This function simulates many (MCreps) trajectories of an epidemic starting out in a particular state (init) and evolving according the dynamics encoded in epistep (or some other user-defined function) under an adaptive vaccination strategy as implemented by manage. Many of the arguments to this function are simply passed to manage.

It returns a summary of characteristics of the state trajector(y/ies) and the associated costs. The output can be visualized with the generic plot.MCepi method and costs can be extracted with getcost.

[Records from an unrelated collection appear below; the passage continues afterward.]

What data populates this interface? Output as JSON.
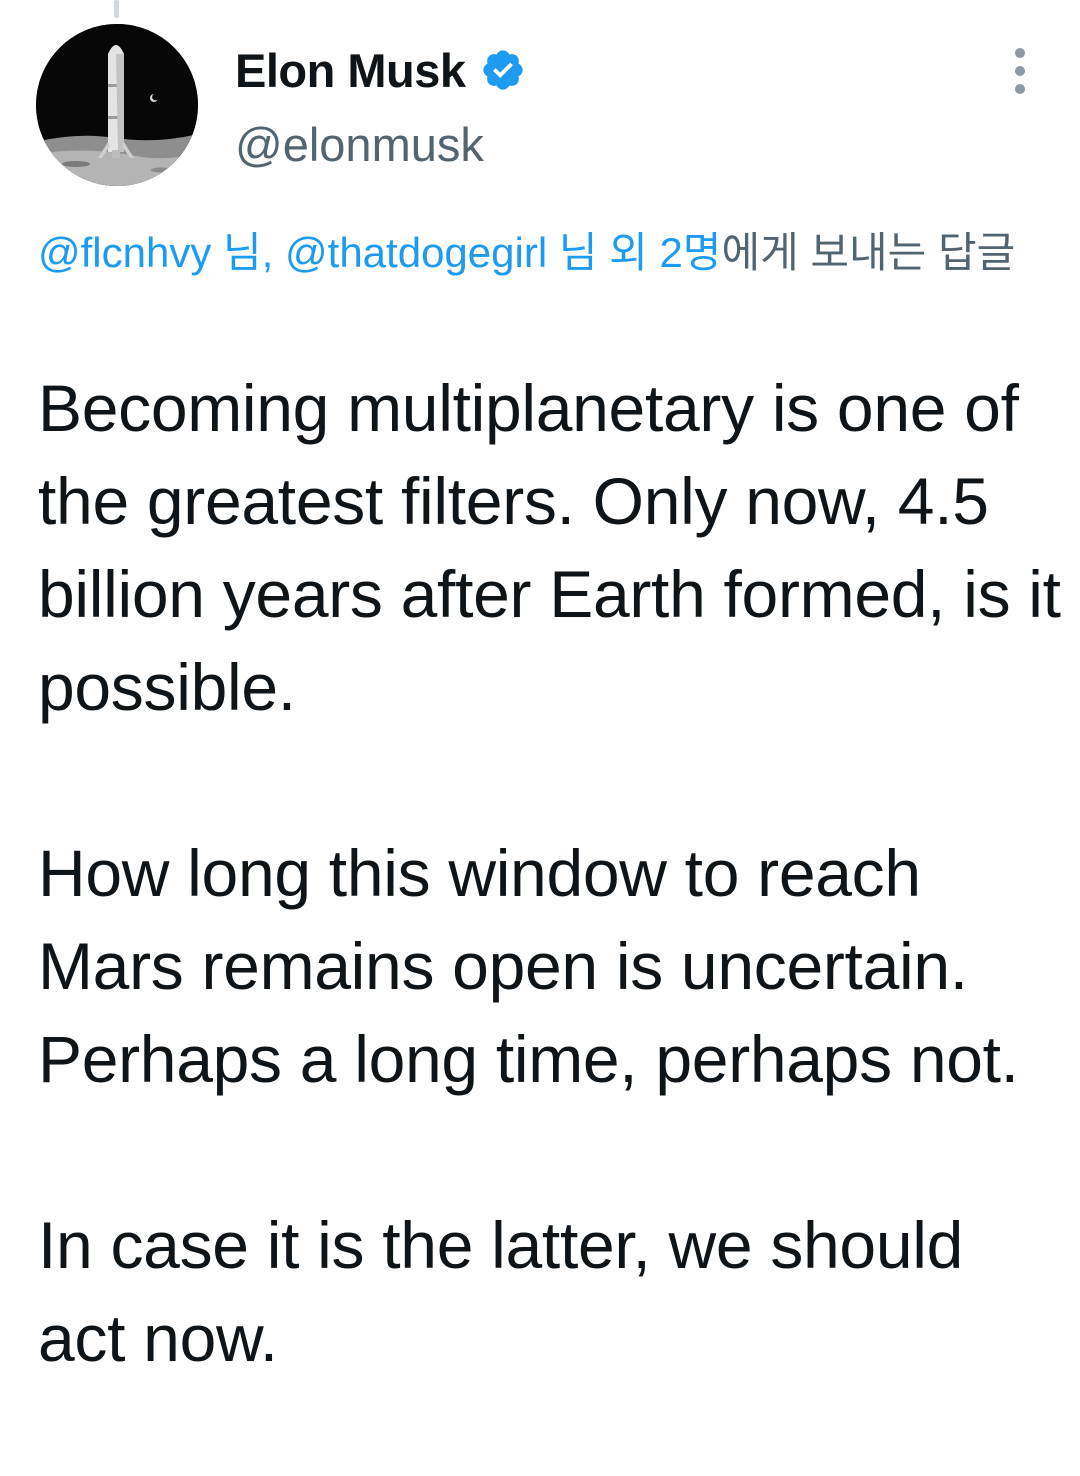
{
  "author": {
    "display_name": "Elon Musk",
    "handle": "@elonmusk",
    "verified": true,
    "avatar_icon": "starship-on-moon-avatar"
  },
  "reply_context": {
    "mention_1": "@flcnhvy",
    "suffix_1": " 님, ",
    "mention_2": "@thatdogegirl",
    "suffix_2": " 님 외 2명",
    "tail": "에게 보내는 답글"
  },
  "tweet": {
    "paragraphs": [
      "Becoming multiplanetary is one of the greatest filters. Only now, 4.5 billion years after Earth formed, is it possible.",
      "How long this window to reach Mars remains open is uncertain. Perhaps a long time, perhaps not.",
      "In case it is the latter, we should act now."
    ]
  },
  "colors": {
    "text": "#0f1419",
    "secondary": "#536471",
    "accent": "#1d9bf0"
  },
  "icons": {
    "verified": "verified-badge-icon",
    "more": "more-options-icon"
  }
}
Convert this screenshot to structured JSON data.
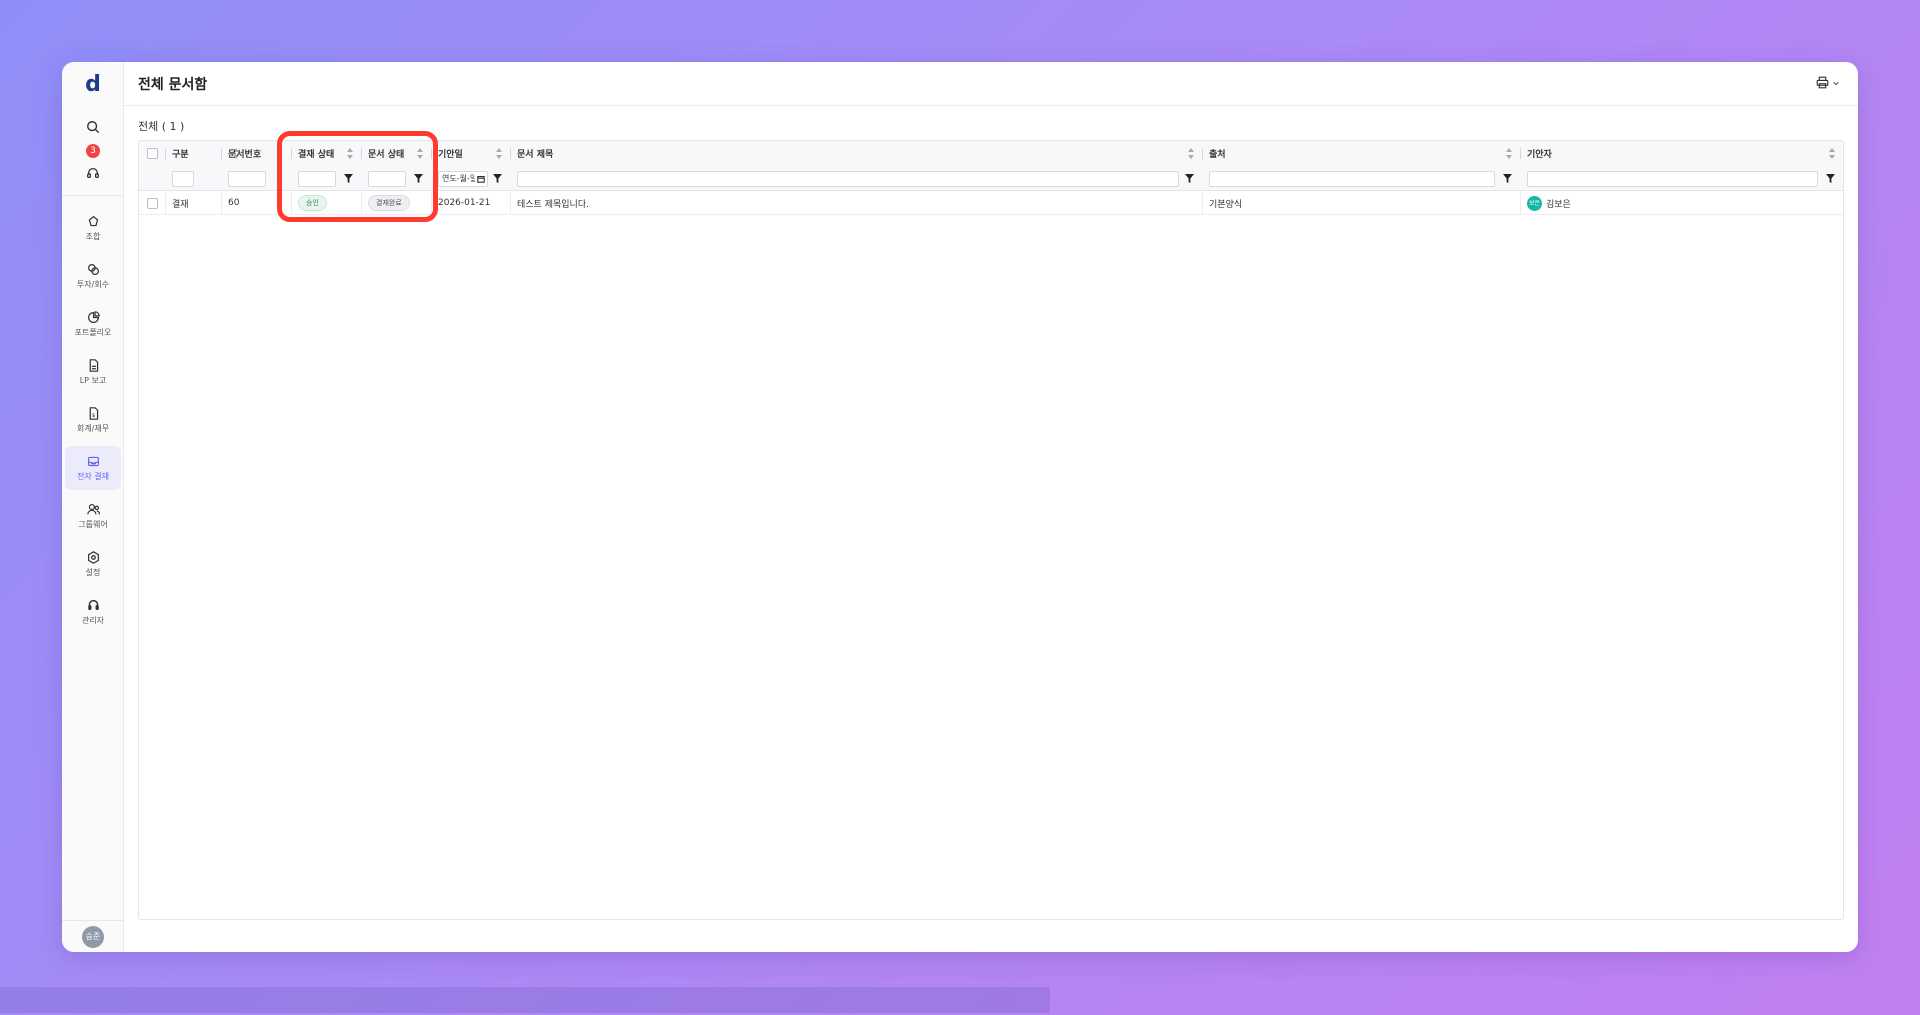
{
  "app": {
    "logo": "d",
    "badge_count": "3",
    "user_avatar": "승준"
  },
  "nav": {
    "items": [
      {
        "label": "조합",
        "icon": "union-icon"
      },
      {
        "label": "투자/회수",
        "icon": "investment-icon"
      },
      {
        "label": "포트폴리오",
        "icon": "portfolio-icon"
      },
      {
        "label": "LP 보고",
        "icon": "report-icon"
      },
      {
        "label": "회계/재무",
        "icon": "accounting-icon"
      },
      {
        "label": "전자 결재",
        "icon": "approval-icon",
        "active": true
      },
      {
        "label": "그룹웨어",
        "icon": "groupware-icon"
      },
      {
        "label": "설정",
        "icon": "settings-icon"
      },
      {
        "label": "관리자",
        "icon": "admin-icon"
      }
    ]
  },
  "header": {
    "title": "전체 문서함"
  },
  "list": {
    "count_label": "전체 ( 1 )",
    "columns": {
      "type": "구분",
      "doc_no": "문서번호",
      "approval_status": "결재 상태",
      "doc_status": "문서 상태",
      "draft_date": "기안일",
      "doc_title": "문서 제목",
      "source": "출처",
      "drafter": "기안자"
    },
    "filters": {
      "date_placeholder": "연도-월-일"
    },
    "rows": [
      {
        "type": "결재",
        "doc_no": "60",
        "approval_status": "승인",
        "doc_status": "결재완료",
        "draft_date": "2026-01-21",
        "doc_title": "테스트 제목입니다.",
        "source": "기본양식",
        "drafter_initials": "보은",
        "drafter": "김보은"
      }
    ]
  },
  "colors": {
    "accent": "#6366f1",
    "highlight": "#ff3b30",
    "approved_green": "#2e8b57",
    "badge_red": "#ef4444"
  }
}
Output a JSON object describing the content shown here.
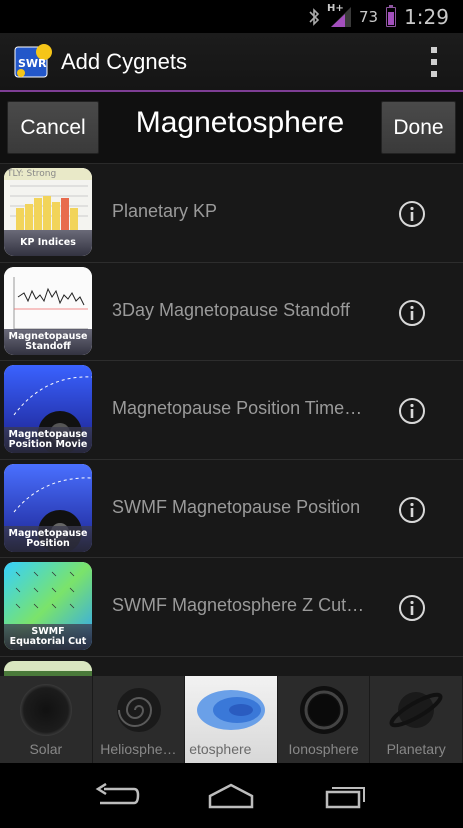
{
  "status_bar": {
    "network": "H+",
    "battery": "73",
    "time": "1:29"
  },
  "action_bar": {
    "title": "Add Cygnets",
    "icon_text": "SWR"
  },
  "header": {
    "cancel_label": "Cancel",
    "title": "Magnetosphere",
    "done_label": "Done"
  },
  "list": [
    {
      "thumb_caption": "KP Indices",
      "thumb_text": "TLY: Strong",
      "label": "Planetary KP"
    },
    {
      "thumb_caption": "Magnetopause Standoff",
      "label": "3Day Magnetopause Standoff"
    },
    {
      "thumb_caption": "Magnetopause Position Movie",
      "label": "Magnetopause Position Time…"
    },
    {
      "thumb_caption": "Magnetopause Position",
      "label": "SWMF Magnetopause Position"
    },
    {
      "thumb_caption": "SWMF Equatorial Cut",
      "label": "SWMF Magnetosphere Z Cut…"
    }
  ],
  "tabs": [
    {
      "label": "Solar",
      "icon": "sun-icon"
    },
    {
      "label": "Heliosphe…",
      "icon": "spiral-icon"
    },
    {
      "label": "etosphere",
      "icon": "magnetosphere-icon",
      "selected": true
    },
    {
      "label": "Ionosphere",
      "icon": "ring-icon"
    },
    {
      "label": "Planetary",
      "icon": "planet-icon"
    }
  ],
  "nav": {
    "back": "back-icon",
    "home": "home-icon",
    "recents": "recents-icon"
  },
  "colors": {
    "accent": "#7e3e95",
    "background": "#181818",
    "text_secondary": "#9a9a9a"
  }
}
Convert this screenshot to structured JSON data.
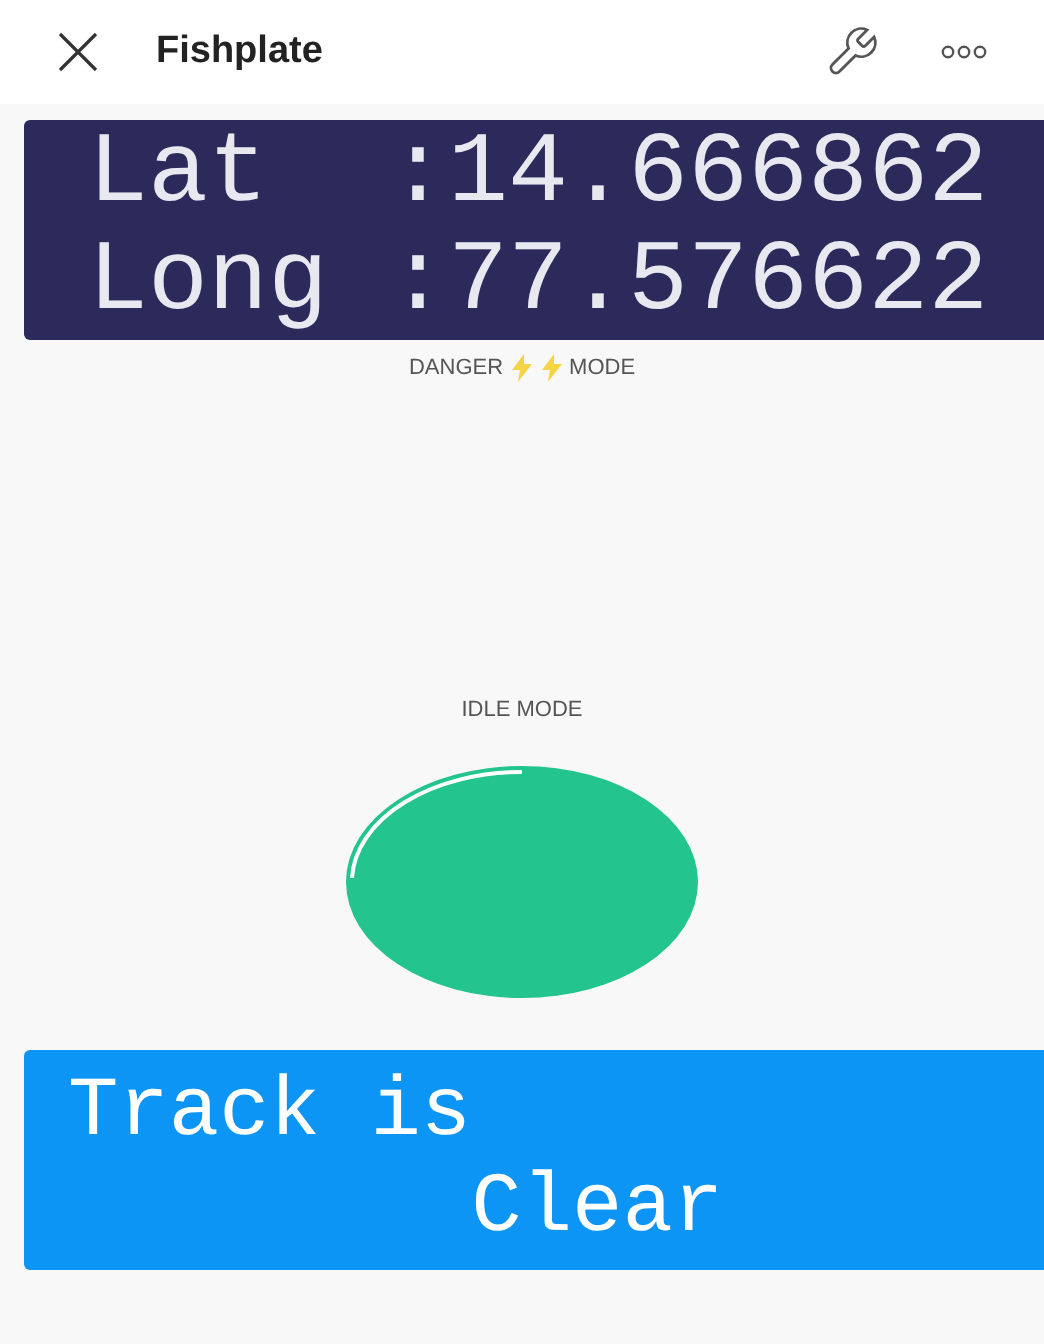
{
  "header": {
    "title": "Fishplate"
  },
  "location_display": {
    "lines": [
      "Lat  :14.666862",
      "Long :77.576622"
    ]
  },
  "danger_led": {
    "label_start": "DANGER",
    "label_end": "MODE"
  },
  "idle_led": {
    "label": "IDLE MODE",
    "color": "#23c48e"
  },
  "status_display": {
    "lines": [
      "Track is",
      "        Clear"
    ]
  }
}
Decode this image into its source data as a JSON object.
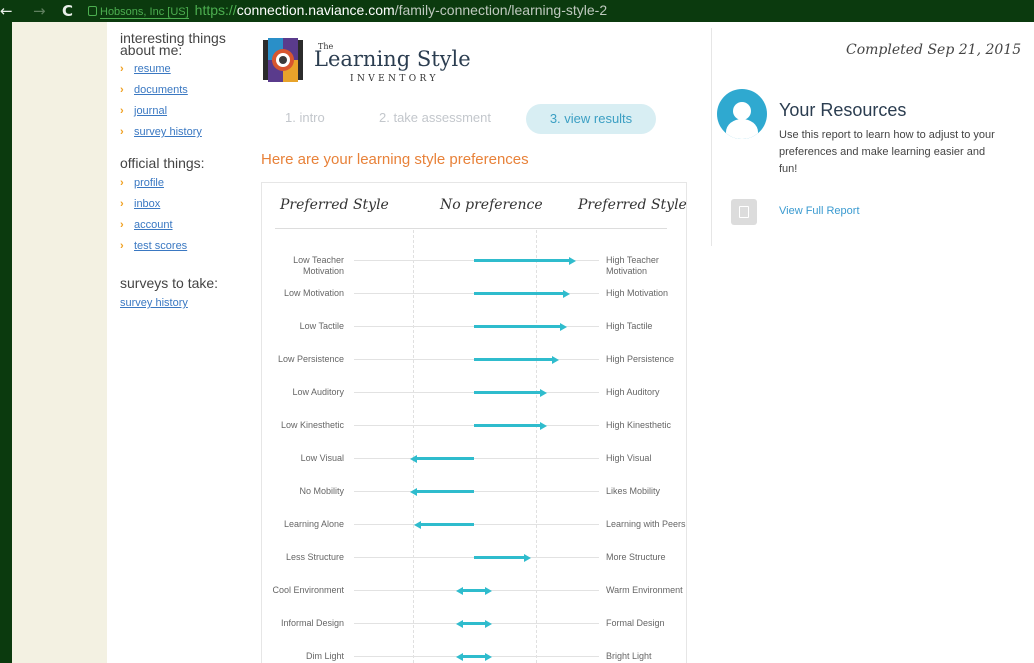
{
  "browser": {
    "back": "←",
    "forward": "→",
    "reload": "C",
    "site_identity": "Hobsons, Inc [US]",
    "url_scheme": "https://",
    "url_host": "connection.naviance.com",
    "url_path": "/family-connection/learning-style-2"
  },
  "sidebar": {
    "interesting_title": "interesting things about me:",
    "interesting_items": [
      {
        "label": "resume"
      },
      {
        "label": "documents"
      },
      {
        "label": "journal"
      },
      {
        "label": "survey history"
      }
    ],
    "official_title": "official things:",
    "official_items": [
      {
        "label": "profile"
      },
      {
        "label": "inbox"
      },
      {
        "label": "account"
      },
      {
        "label": "test scores"
      }
    ],
    "surveys_title": "surveys to take:",
    "surveys_link": "survey history"
  },
  "logo": {
    "the": "The",
    "name": "Learning Style",
    "sub": "INVENTORY"
  },
  "steps": [
    "1. intro",
    "2. take assessment",
    "3. view results"
  ],
  "heading": "Here are your learning style preferences",
  "results": {
    "col_left": "Preferred Style",
    "col_mid": "No preference",
    "col_right": "Preferred Style",
    "rows": [
      {
        "left": "Low Teacher Motivation",
        "right": "High Teacher Motivation",
        "value": 0.75
      },
      {
        "left": "Low Motivation",
        "right": "High Motivation",
        "value": 0.7
      },
      {
        "left": "Low Tactile",
        "right": "High Tactile",
        "value": 0.68
      },
      {
        "left": "Low Persistence",
        "right": "High Persistence",
        "value": 0.62
      },
      {
        "left": "Low Auditory",
        "right": "High Auditory",
        "value": 0.52
      },
      {
        "left": "Low Kinesthetic",
        "right": "High Kinesthetic",
        "value": 0.52
      },
      {
        "left": "Low Visual",
        "right": "High Visual",
        "value": -0.45
      },
      {
        "left": "No Mobility",
        "right": "Likes Mobility",
        "value": -0.45
      },
      {
        "left": "Learning Alone",
        "right": "Learning with Peers",
        "value": -0.42
      },
      {
        "left": "Less Structure",
        "right": "More Structure",
        "value": 0.4
      },
      {
        "left": "Cool Environment",
        "right": "Warm Environment",
        "value": 0.0
      },
      {
        "left": "Informal Design",
        "right": "Formal Design",
        "value": 0.0
      },
      {
        "left": "Dim Light",
        "right": "Bright Light",
        "value": 0.0
      }
    ]
  },
  "completed": "Completed Sep 21, 2015",
  "resources": {
    "title": "Your Resources",
    "desc": "Use this report to learn how to adjust to your preferences and make learning easier and fun!",
    "link": "View Full Report"
  }
}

For more details on the parameterization and simulation of the SIR model, etc., and the calculation of the optimal vaccination strategy, please see vignette("amei")

Value

MCmanage returns an object of class "MCepi", which is a list containing the following components.

Q1

a data.frame containing 8 columns (S, I, R, D, V, C, frac, stop) depicting the first quantile (quant[1]) of the distribution of the evolution of the state of the epidemic (SIRD), the number of vaccinations (V), the cost (C), the fraction vaccinated (F), and the stopping threshold (S) at each time point

Mean

same as Q1 except the mean rather than a quantile

Median

same as Median except the median rather than mean

Q3

same as Q1 except the third quantile (quant[2])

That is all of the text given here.